Catholicism

Blessed Are the Brief

This past week, Pope St. Francis conducted a not-so-brief interview with La Civilta Cattolica, an Italian Jesuit journal. Ranging over 11,000 words in length, the Pope divulged his preference in music and film as well as his real thoughts on where to take the Catholic church. He stated, “We have to find a new balance; otherwise even the moral edifice of the church is likely to fall like a house of cards, losing the freshness and fragrance of the Gospel.”  He went on to say, "We cannot insist only on issues related to abortion, gay marriage and the use of contraceptive methods. This is not possible … We have to talk about them in a context." For progressive young religious people like me, hearing the Pope say that religion should be about compassion, and mercy, and creative connection is falls on welcome ears. But judging from the (very brief) sermon I heard this morning at mass, I'm not sure the rest of the U.S. clergy thinks so. It's as if they gave the "Blessed are the meek" idea a taciturn spin: blessed are the brief.

The sermon was not more than five minutes long, and consisted of the rhetorically stunning offering that - get ready -  the Pope's comments were in line with the Church's long-held positions on sexual politics.

That was the beginning. And the end.

I was stunned. These are some of the most interesting statements, any major religious leader has made in decades, yet many priests kept it inaudible. According to the Boston Globe, the US bishops and Cardinal Sean P. O’Malley, Boston’s archbishop declined to comment about the statements the Pope made in his interview.

If the Catholic church is going to at least try to give the semblance that it is a hierarchical, matrixed, top-down institution, it has to act like one. When a CEO of a major corporation releases a statement, his or her PR people fall in line. That didn't happen today in the Catholic church, and it looked horrible. The sort of silent mutiny said droves in itself, and it was disappointing.

In today's hypervocal world, the brief are blessed on Twitter. Or Tumblr.

Not the pulpit.

Flying the Coop

This Lent is an odd one. In no less than 600 years, the Catholic church is Pope-less. Pope Benedict XVI's resignation has raised radical questions about the nature of the papacy, transparency in the Church, the nature of divinity, and the institutionalization of forgiveness.

But it has also left the Church like a chicken with its head cut off, walking in strange but wonderful stumbles.  The body of the chicken - the millions of the faithful - is swaggering just fine, as the swirling significance of prayers and pedidos are the real corporal offering of Lent, not the chains, rings, smoke and mumblings of the papal hierarchy. 

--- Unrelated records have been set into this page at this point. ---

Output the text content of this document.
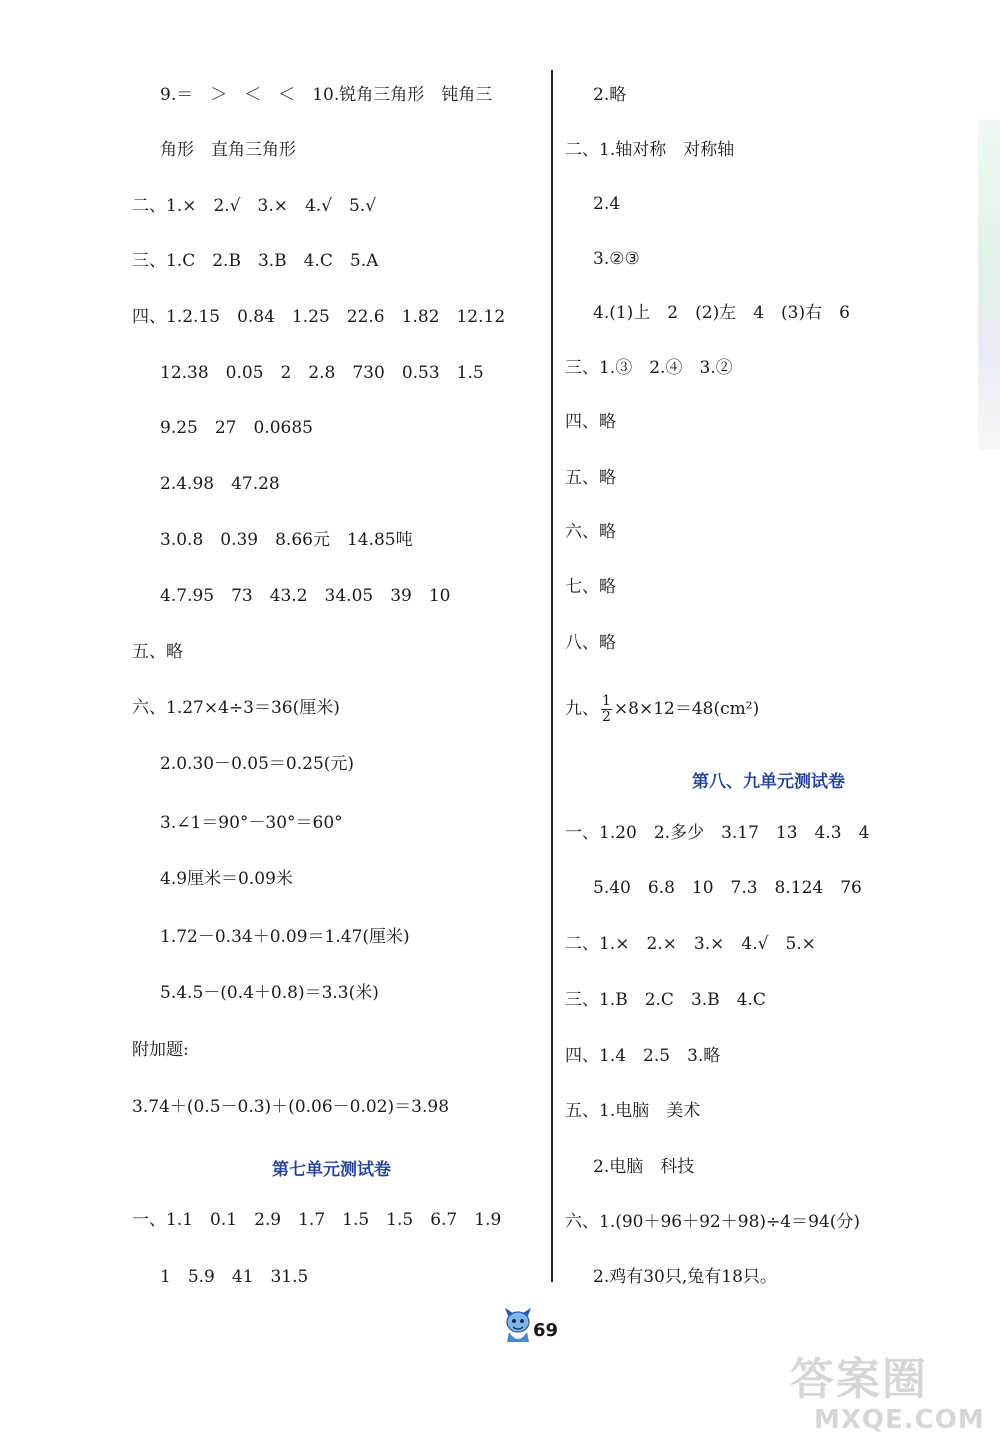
9.＝　＞　＜　＜　10.锐角三角形　钝角三
角形　直角三角形
二、1.×　2.√　3.×　4.√　5.√
三、1.C　2.B　3.B　4.C　5.A
四、1.2.15　0.84　1.25　22.6　1.82　12.12
12.38　0.05　2　2.8　730　0.53　1.5
9.25　27　0.0685
2.4.98　47.28
3.0.8　0.39　8.66元　14.85吨
4.7.95　73　43.2　34.05　39　10
五、略
六、1.27×4÷3＝36(厘米)
2.0.30－0.05＝0.25(元)
3.∠1＝90°－30°＝60°
4.9厘米＝0.09米
1.72－0.34＋0.09＝1.47(厘米)
5.4.5－(0.4＋0.8)＝3.3(米)
附加题:
3.74＋(0.5－0.3)＋(0.06－0.02)＝3.98
第七单元测试卷
一、1.1　0.1　2.9　1.7　1.5　1.5　6.7　1.9
1　5.9　41　31.5
2.略
二、1.轴对称　对称轴
2.4
3.②③
4.(1)上　2　(2)左　4　(3)右　6
三、1.③　2.④　3.②
四、略
五、略
六、略
七、略
八、略
九、 $\frac{1}{2} \times 8\times 12=48(cm^2)$
第八、九单元测试卷
一、1.20　2.多少　3.17　13　4.3　4
5.40　6.8　10　7.3　8.124　76
二、1.×　2.×　3.×　4.√　5.×
三、1.B　2.C　3.B　4.C
四、1.4　2.5　3.略
五、1.电脑　美术
2.电脑　科技
六、1.(90＋96＋92＋98)÷4＝94(分)
2.鸡有30只,兔有18只。
69
答案圈
MXQE.COM
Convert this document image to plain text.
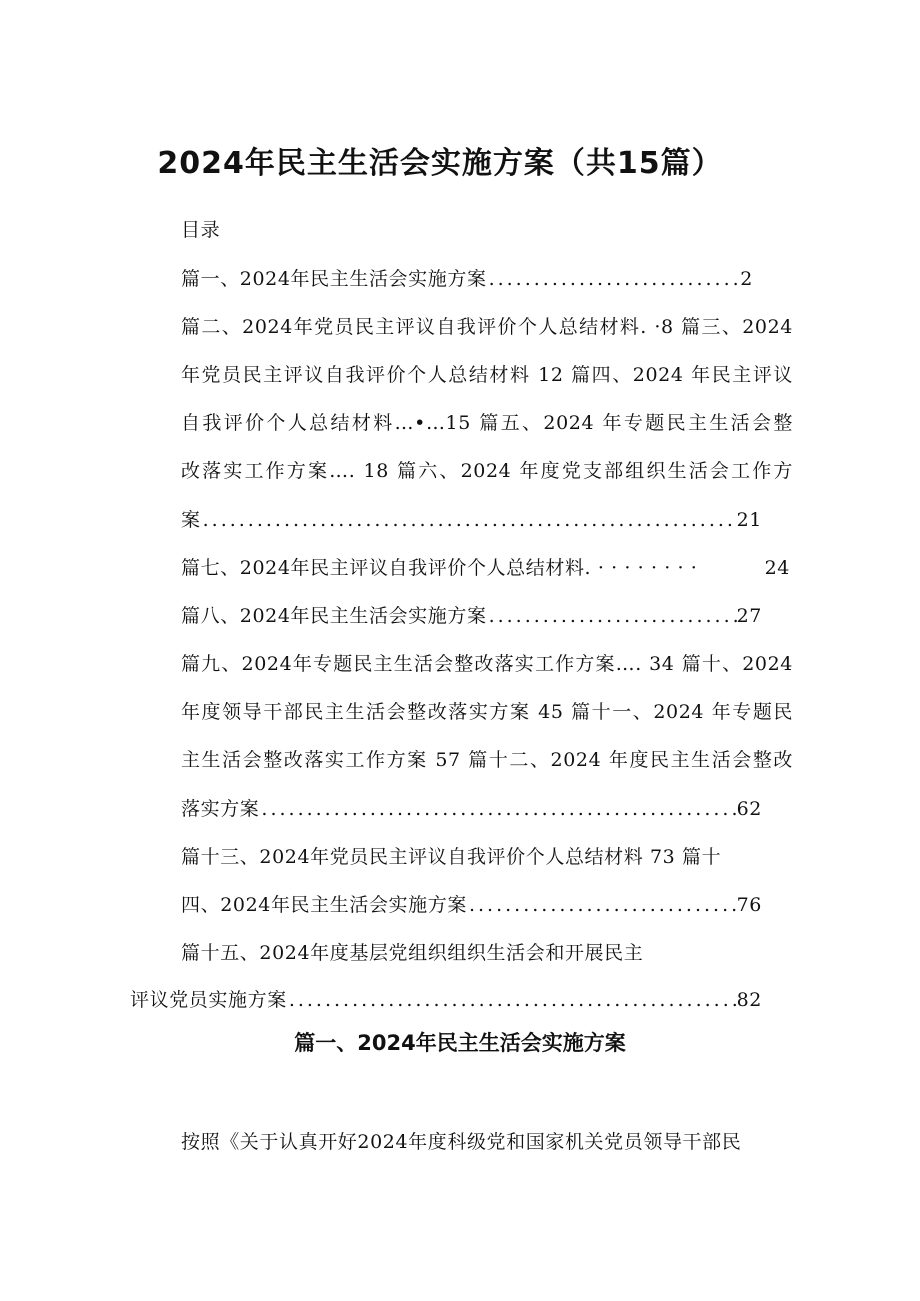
2024年民主生活会实施方案（共15篇）
目录
篇一、2024年民主生活会实施方案 .....	2
篇二、2024年党员民主评议自我评价个人总结材料. ·8 篇三、2024
年党员民主评议自我评价个人总结材料 12 篇四、2024 年民主评议
自我评价个人总结材料…•…15 篇五、2024 年专题民主生活会整
改落实工作方案…. 18 篇六、2024 年度党支部组织生活会工作方
案 .....	21
篇七、2024年民主评议自我评价个人总结材料. · · · · · · · ·	24
篇八、2024年民主生活会实施方案 .....	27
篇九、2024年专题民主生活会整改落实工作方案…. 34 篇十、2024
年度领导干部民主生活会整改落实方案 45 篇十一、2024 年专题民
主生活会整改落实工作方案 57 篇十二、2024 年度民主生活会整改
落实方案 .....	62
篇十三、2024年党员民主评议自我评价个人总结材料 73 篇十
四、2024年民主生活会实施方案 .....	76
篇十五、2024年度基层党组织组织生活会和开展民主
评议党员实施方案 .....	82
篇一、2024年民主生活会实施方案
按照《关于认真开好2024年度科级党和国家机关党员领导干部民
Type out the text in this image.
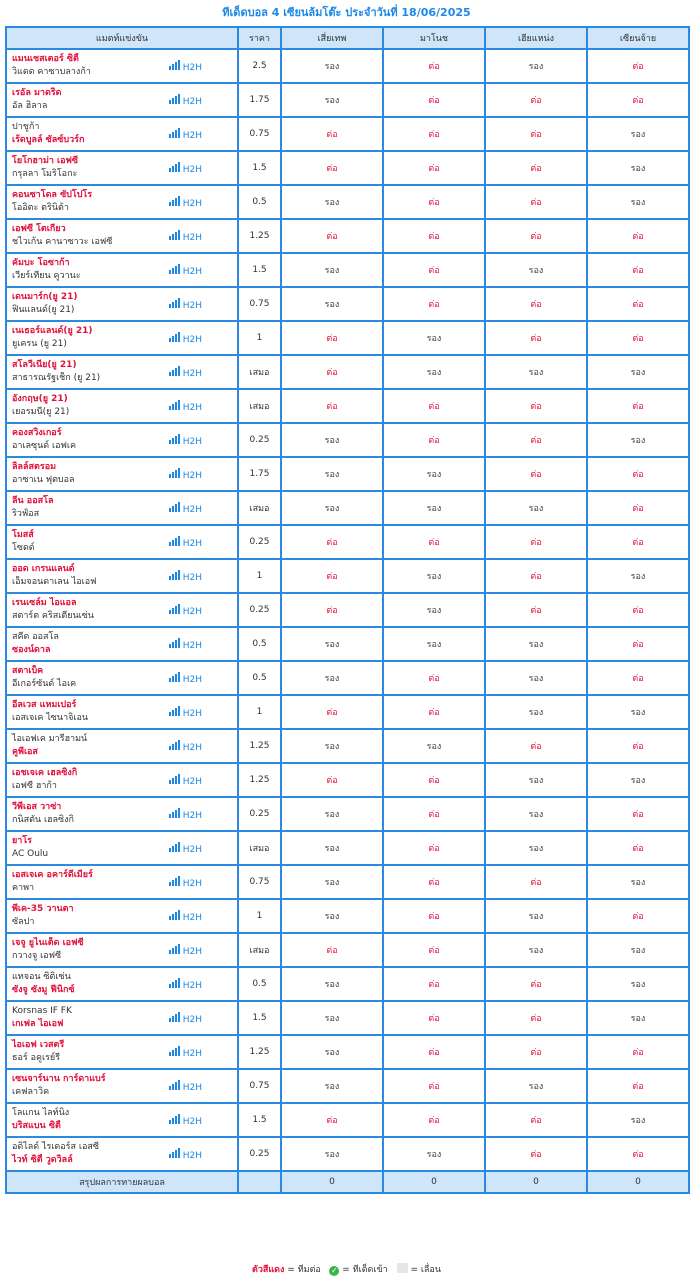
ทีเด็ดบอล 4 เซียนล้มโต๊ะ ประจำวันที่ 18/06/2025
แมตท์แข่งขัน	ราคา	เสี่ยเทพ	มาโนช	เฮียแหน่ง	เซียนจ้าย

แมนเชสเตอร์ ซิตี้
วิแดด คาซาบลางก้า H2H	2.5	รอง	ต่อ	รอง	ต่อ

เรอัล มาดริด
อัล ฮิลาล H2H	1.75	รอง	ต่อ	ต่อ	ต่อ

ปาชูก้า
เร้ดบูลล์ ซัลซ์บวร์ก H2H	0.75	ต่อ	ต่อ	ต่อ	รอง

โยโกฮาม่า เอฟซี
กรุลลา โมริโอกะ H2H	1.5	ต่อ	ต่อ	ต่อ	รอง

คอนซาโดล ซัปโปโร
โออิตะ ตรินิต้า H2H	0.5	รอง	ต่อ	ต่อ	รอง

เอฟซี โตเกียว
ชไวเก้น คานาซาวะ เอฟซี H2H	1.25	ต่อ	ต่อ	ต่อ	ต่อ

คัมบะ โอซาก้า
เวียร์เทียน คูวานะ H2H	1.5	รอง	ต่อ	รอง	ต่อ

เดนมาร์ก(ยู 21)
ฟินแลนด์(ยู 21) H2H	0.75	รอง	ต่อ	ต่อ	ต่อ

เนเธอร์แลนด์(ยู 21)
ยูเครน (ยู 21) H2H	1	ต่อ	รอง	ต่อ	ต่อ

สโลวีเนีย(ยู 21)
สาธารณรัฐเช็ก (ยู 21) H2H	เสมอ	ต่อ	รอง	รอง	รอง

อังกฤษ(ยู 21)
เยอรมนี(ยู 21) H2H	เสมอ	ต่อ	ต่อ	ต่อ	ต่อ

คองสวิงเกอร์
อาเลซุนด์ เอฟเค H2H	0.25	รอง	ต่อ	ต่อ	รอง

ลิลล์สตรอม
อาซาเน ฟุตบอล H2H	1.75	รอง	รอง	ต่อ	ต่อ

ลีน ออสโล
ริวฟ์อส H2H	เสมอ	รอง	รอง	รอง	ต่อ

โมสส์
โซดด์ H2H	0.25	ต่อ	ต่อ	ต่อ	ต่อ

ออด เกรนแลนด์
เอ็มจอนดาเลน ไอเอฟ H2H	1	ต่อ	รอง	ต่อ	รอง

เรนเซล์ม ไอแอล
สตาร์ต คริสเตียนเซ่น H2H	0.25	ต่อ	รอง	ต่อ	ต่อ

สคีด ออสโล
ซองน์ดาล H2H	0.5	รอง	รอง	รอง	ต่อ

สตาเบ็ค
อีเกอร์ซันด์ ไอเค H2H	0.5	รอง	ต่อ	รอง	ต่อ

อีลเวส แหมเปอร์
เอสเจเค ไซนาจิเอน H2H	1	ต่อ	ต่อ	รอง	รอง

ไอเอฟเค มารีฮามน์
คูพีเอส H2H	1.25	รอง	รอง	ต่อ	ต่อ

เอชเจเค เฮลซิงกิ
เอฟซี ฮาก้า H2H	1.25	ต่อ	ต่อ	รอง	รอง

วีพีเอส วาซ่า
กนิสตัน เฮลซิงกิ H2H	0.25	รอง	ต่อ	รอง	ต่อ

ยาโร
AC Oulu H2H	เสมอ	รอง	ต่อ	รอง	ต่อ

เอสเจเค อคาร์ดีเมียร์
คาพา H2H	0.75	รอง	ต่อ	ต่อ	รอง

พีเค-35 วานตา
ซัลปา H2H	1	รอง	ต่อ	รอง	ต่อ

เจจู ยูไนเต็ด เอฟซี
กวางจู เอฟซี H2H	เสมอ	ต่อ	ต่อ	รอง	รอง

แทจอน ซิติเซ่น
ซังจู ซังมู ฟีนิกซ์ H2H	0.5	รอง	ต่อ	ต่อ	รอง

Korsnas IF FK
เกเฟล ไอเอฟ H2H	1.5	รอง	ต่อ	ต่อ	รอง

ไอเอฟ เวสตรี
ธอร์ อคูเรย์รี H2H	1.25	รอง	ต่อ	ต่อ	ต่อ

เซนจาร์นาน การ์ดาแบร์
เคฟลาวิค H2H	0.75	รอง	ต่อ	รอง	ต่อ

โลแกน ไลท์นิ่ง
บริสแบน ซิตี้ H2H	1.5	ต่อ	ต่อ	ต่อ	รอง

อดิไลด์ ไรเดอร์ส เอสซี
ไวท์ ซิตี้ วูดวิลล์ H2H	0.25	รอง	รอง	ต่อ	ต่อ
สรุปผลการทายผลบอล		0	0	0	0
ตัวสีแดง = ทีมต่อ ✓ = ทีเด็ดเข้า	= เลื่อน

As Lent continues on, this chicken-Church is walking away from the dogmatic theology of the clergy. In church, when priests bring up whatever papacy PR points they were given that week, you can hear the parish belt a mental sigh of, "Oh no you didn't." It strikes the wrong nerve of an electric wire relationship with power within the almost 70% of Catholics worldwide that are from post-colonial and developing countries. There, religion was a tool of social repression but was then syncretically transformed into a tool for personal relief. That strain has become the dominant one; Catholicism has become a deeply personal religion, and a dogmatic Rome that doesn't understand the Church itself. Whether or not the smoke is white or black matters little if the clergy fundamentally misunderstands the material needs and aspirations of its followers. For starters, birth control is an economic, and not just a theological, issue for most folks. And etc. Etc. etc.

Anachronism is a hipster exercise; it doesn't suffice as a philosophical justification for one of the world's largest religions. 

The Church should walk in the direction of its parishoners. The Portuguese slogan of this Lent is "Eis-me aqui" (Have me here, Lord), and it seems fittingly appropriate. Religious folks worldwide are waiting for Easter, but they're also waiting for change.